PondPack at PebbleCreek
B&R Engineering of Sun Lakes, AZ (United States) successfully applied PondPack in the design of a complex drainage system that includes an intricate network of over 30 ponds. The engineering firm performs the land development design work for Robson Communities, a developer of large Planned Area Developments (2,000 acres or more) in Arizona and Texas. In addition to PondPack, they rely on Haestad Methods’ full suite of products to perform all of the hydraulic and hydrologic design work for the developments.
Mark A. Maloney is B&R’s project manager for Robson’s PebbleCreek project, a long-term masterplanned adult community in Goodyear, AZ, near Phoenix. He uses Haestad Methods’ PondPack software to perform the required detention and retention design. B&R previously used the U.S. Army Corps’ HEC-1 software along with another commercial hydrology package to perform this work, but desired a change because of the tedious iterative process involved. PondPack attracted Mr. Maloney because of its technically sound interconnected pond modeling algorithms. As Mr. Maloney put it when he first saw PondPack, “This is exactly what we do. No other software on the market can do this as seamlessly.” PondPack’s ease of use, customization capabilities, and advanced hydraulics sold his management on the product.
Project Description
Construction of the PebbleCreek project is occurring in three phases (see aerial photograph), with full build-out anticipated in 12 to 15 years. The complete development will include 6,200 homes and a 54-hole golf course.
Roadway gutters collect surface runoff from the lots, which is then intercepted by curb openings or scuppers and directed to the golf course through improved channels. The golf course includes dry detention ponds and wet lakes connected together by a system of storm drains used for both conveyance and retention of the runoff. Backwater effects and reverse flow were extremely important design considerations. “We have found that PondPack works extremely well for modeling this type of situation” said Maloney.

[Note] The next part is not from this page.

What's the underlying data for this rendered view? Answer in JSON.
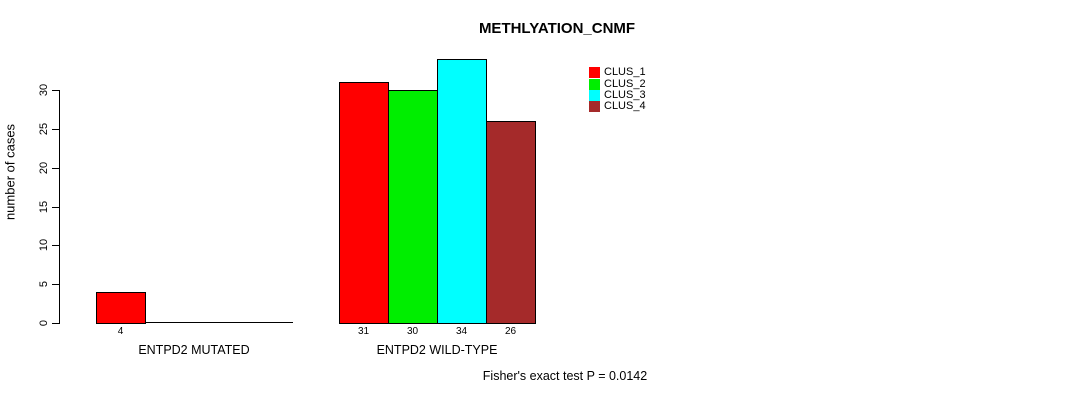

To maintain water quality (i.e. minimize stagnant water), a pump station recirculates water from the most downstream retention basin to the most upstream lake, which is also fed with fresh water. To overcome water restrictions, treated wastewater is also injected into the system at various points.
Design Requirements
The City of Goodyear requires the development to retain the 6-hour, 100- year storm onsite. Minor streets must convey the 5-year storm discharge without exceeding the curb height, and the 50-year storm must be conveyed within the right-of way. Collectors and arterials must convey the 10-year and 100-year storms, respectively, without overtopping the curb. Another design consideration is to match the PondPack results with the HEC-1 results from the original 1997 Master Drainage Study. The comparison of the two studies yielded “amazingly similar results,” said Maloney.
Modeling Approach
The runoff hydrographs for the project were generated using the SCS method. The project consists of three types of drainage areas: residential (CN = 89), golf course (CN = 67), and roads/rights-of-way (CN = 94). Individual drainage areas are relatively small, with a minimum time of concentration of 10 minutes.
All ponds in the extremely flat network use PondPack’s ICPM option (interconnected pond modeling) to account for the backwater effects and reverse flows. Outlets for dry detention/retention basins are modeled with weir overflows and grate structures and lakes use overflow standpipes. Emergency overflow structures are provided at critical points and at the most downstream retention pond.
At peak flows, which are the primary design flows, discharges from the ponds are typically limited by the connecting storm drains, not the initial outlet structures. Thus, it is important that the storm drains be represented as part of the interconnected system. This is effectively done by modeling sewer pipes as culvert-type outlet structures in PondPack. Manholes, located where the storm drain changes direction or slope, are modeled as ponds using the area-elevation method, and do not provide storage. PondPack calculates the HGL at these critical points to determine if flooding is occurring. Ponds are also used to model street flow interception in sag locations (a split flow situation), since no bypass flow exists and storage does occur. The top of the pond correlates with the top of the 6-inch curb, and the outlet structure is the curb opening.
Percolation in dry retention basins is handled using PondPack’s Average Infiltration Rate method, whereby an average infiltration rate is applied over the water surface area at each time step. Modeling percolation in the lakes is a bit trickier, since the lake is lined below the normal water surface. Percolation only occurs on the side slopes above this elevation. To model this situation, a large, artificial pond is created within the model to accept the infiltration flow. The infiltration rate is defined by setting up an outlet structure from the lake with a user-defined rating table corresponding to infiltration flows.
Mr. Maloney is a PondPack power user exercising the product to its fullest capabilities, and stretching the limits by developing creative approaches to handle unusual situations. He even leveraged PondPack’s .NET framework to develop customized reports using Visual Basic.